More than a week ago, the James campaign and the Republican National Committee teamed up to form a legal fund as the Army veteran opposed the victory of Democratic U.S. Sen. Gary Peters in Michigan.

The James campaign has argued that the Farmington Hills businessman was well ahead before supposedly questionable votes put Peters up in Wayne County and secured the Bloomfield Township Democrat's win. Wayne County, which includes Detroit, traditionally publishes its results later than other jurisdictions around the state.

An attorney representing James said there were irregularities that called into the question the integrity of the election during a meeting last week of the Wayne County Board of Canvassers.

In his letter to the board, James said "irregularities and abnormalities" at the TCF Center in Detroit Nov. 3 combined with challengers who felt "harassed" were signs that "the process broke down."

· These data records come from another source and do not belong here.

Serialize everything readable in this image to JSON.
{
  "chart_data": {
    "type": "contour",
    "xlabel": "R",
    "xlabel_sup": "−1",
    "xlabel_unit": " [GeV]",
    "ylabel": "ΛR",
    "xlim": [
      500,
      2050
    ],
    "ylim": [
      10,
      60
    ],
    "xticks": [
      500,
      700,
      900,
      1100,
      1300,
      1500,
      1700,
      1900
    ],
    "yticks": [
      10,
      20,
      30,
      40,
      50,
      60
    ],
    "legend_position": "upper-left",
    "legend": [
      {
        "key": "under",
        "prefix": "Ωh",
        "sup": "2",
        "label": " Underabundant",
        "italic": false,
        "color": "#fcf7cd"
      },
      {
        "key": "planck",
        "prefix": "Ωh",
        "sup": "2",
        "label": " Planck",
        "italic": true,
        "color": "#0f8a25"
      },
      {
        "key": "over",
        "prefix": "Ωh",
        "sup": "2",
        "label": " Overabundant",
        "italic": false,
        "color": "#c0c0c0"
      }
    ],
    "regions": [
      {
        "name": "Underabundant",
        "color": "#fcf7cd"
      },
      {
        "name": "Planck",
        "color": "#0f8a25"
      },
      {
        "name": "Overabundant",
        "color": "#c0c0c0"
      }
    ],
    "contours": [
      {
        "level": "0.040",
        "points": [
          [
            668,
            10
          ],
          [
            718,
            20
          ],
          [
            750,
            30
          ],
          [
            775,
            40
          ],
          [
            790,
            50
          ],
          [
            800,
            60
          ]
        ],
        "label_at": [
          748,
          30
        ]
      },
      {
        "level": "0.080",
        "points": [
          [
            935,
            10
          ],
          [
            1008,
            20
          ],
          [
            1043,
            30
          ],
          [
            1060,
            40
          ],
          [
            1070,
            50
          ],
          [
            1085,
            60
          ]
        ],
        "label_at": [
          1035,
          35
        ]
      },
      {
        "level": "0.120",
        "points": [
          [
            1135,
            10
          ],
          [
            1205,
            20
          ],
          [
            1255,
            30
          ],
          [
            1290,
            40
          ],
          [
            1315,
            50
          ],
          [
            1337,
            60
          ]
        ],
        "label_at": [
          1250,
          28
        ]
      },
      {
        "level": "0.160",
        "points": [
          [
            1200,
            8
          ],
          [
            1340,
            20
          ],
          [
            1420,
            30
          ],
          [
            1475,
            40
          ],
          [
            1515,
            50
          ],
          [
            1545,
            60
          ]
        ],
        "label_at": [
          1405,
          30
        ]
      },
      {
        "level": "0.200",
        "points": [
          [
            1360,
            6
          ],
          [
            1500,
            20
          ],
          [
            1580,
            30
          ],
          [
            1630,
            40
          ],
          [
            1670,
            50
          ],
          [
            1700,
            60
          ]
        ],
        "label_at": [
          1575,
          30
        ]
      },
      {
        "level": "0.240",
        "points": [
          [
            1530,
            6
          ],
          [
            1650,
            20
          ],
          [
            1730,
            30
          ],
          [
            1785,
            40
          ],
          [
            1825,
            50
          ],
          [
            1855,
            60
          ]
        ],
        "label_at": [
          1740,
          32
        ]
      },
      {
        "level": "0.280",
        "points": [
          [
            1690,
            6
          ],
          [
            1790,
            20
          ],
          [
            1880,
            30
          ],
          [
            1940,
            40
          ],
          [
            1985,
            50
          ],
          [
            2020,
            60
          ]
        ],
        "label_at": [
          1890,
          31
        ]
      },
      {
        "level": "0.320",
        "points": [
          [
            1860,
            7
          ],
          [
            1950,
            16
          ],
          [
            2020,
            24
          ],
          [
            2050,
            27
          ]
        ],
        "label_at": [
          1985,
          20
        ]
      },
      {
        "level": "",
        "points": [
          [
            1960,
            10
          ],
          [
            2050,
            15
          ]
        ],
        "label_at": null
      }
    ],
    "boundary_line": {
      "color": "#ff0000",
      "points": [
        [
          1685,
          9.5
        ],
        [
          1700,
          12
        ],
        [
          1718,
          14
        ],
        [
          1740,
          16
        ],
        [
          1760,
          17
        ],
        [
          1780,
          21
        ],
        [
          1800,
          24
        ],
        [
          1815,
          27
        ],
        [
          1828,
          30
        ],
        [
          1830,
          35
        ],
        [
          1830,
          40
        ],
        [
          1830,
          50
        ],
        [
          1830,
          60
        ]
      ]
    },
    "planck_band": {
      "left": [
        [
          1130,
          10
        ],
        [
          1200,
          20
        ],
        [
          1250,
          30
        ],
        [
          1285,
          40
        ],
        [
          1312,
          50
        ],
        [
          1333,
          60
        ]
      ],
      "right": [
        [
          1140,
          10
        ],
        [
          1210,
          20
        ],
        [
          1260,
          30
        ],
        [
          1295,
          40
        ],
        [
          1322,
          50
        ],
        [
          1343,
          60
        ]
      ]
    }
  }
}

The board's responsibility is to "people, not party" and the state owes "both ballot access and ballot integrity," James said in the letter. 

"I will, of course, accept the will of the people once the will of the people — not the will of the power — has been established," James said in his letter.

At a post-election press conference earlier this month, Peters laughed at accusations that Democrats cheated James out of a victory and said the Republican, who also lost two years ago to U.S. Sen. Debbie Stabenow should not be a sore loser.

"It’s sad and it’s pathetic. They lost," Peters said then. "It’s very clear. Just count the votes. I understand Mr. James has been running for four years, he’s lost twice now. I understand that doesn’t sit well with him."

The James campaign's concerns echoes those of President Donald Trump, who has refused to concede the election to President-elect Joe Biden, alleging widespread voter fraud in Michigan without solid evidence. The state courts have rejected two lawsuits about such claims, and the Trump campaign withdrew a lawsuit in Western Michigan’s federal court.